NICOLAS SARKOZY has just won the leadership of the Conservative UMP party which since last summer had been run by a temporary triumvirate after its then-president Jean-François Coppé was ousted following a financial scandal. With 64.5% of the vote Sarkozy fell short of his hoped-for score of 80%, needed to avoid presidential primaries in 2016, where he will face two heavy-weight fellow contenders: former prime ministers Alain Juppé and François Fillon. This is a first step for Sarkozy in his attempt to regain the French presidency in 2017. After losing his bid for re-election in 2012 he withdrew from politics but admitted earlier this summer that he misses politics too much.

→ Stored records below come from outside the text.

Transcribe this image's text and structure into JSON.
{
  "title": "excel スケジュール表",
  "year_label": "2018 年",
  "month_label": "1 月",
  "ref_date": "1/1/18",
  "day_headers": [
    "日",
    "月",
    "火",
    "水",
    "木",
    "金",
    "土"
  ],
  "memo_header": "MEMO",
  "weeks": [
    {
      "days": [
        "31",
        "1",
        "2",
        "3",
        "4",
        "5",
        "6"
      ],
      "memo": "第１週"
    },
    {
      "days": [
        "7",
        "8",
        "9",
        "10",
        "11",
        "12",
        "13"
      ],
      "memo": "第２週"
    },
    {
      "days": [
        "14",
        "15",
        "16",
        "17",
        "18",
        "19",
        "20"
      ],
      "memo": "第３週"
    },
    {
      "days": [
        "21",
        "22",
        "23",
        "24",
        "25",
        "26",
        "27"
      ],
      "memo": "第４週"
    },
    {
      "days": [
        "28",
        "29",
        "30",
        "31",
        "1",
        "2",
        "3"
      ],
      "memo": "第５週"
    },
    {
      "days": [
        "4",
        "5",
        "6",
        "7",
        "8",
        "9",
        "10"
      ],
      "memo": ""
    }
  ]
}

Despite his legal troubles, he is clearly aiming for the presidency but his first challenge will be to revive and reunite a broken-down and divided UMP party.
As part of the crackdown on tax evasion in Spain following the country's economic crisis, footballer Lionel Messi who plays for Barcelona was charged with tax evasion during the years 2007-2009. He and his father, who manages Messi's financial affairs, will have to stand trial at an as yet unspecified date, even though Messi has repaid the outstanding taxes plus interest.
Judges are being helped by the stricter rules and increased international cooperation against tax evasion and money laundering, and catching some big names has undeniable value. They are fishing in fertile waters and we probably have not heard the last of this.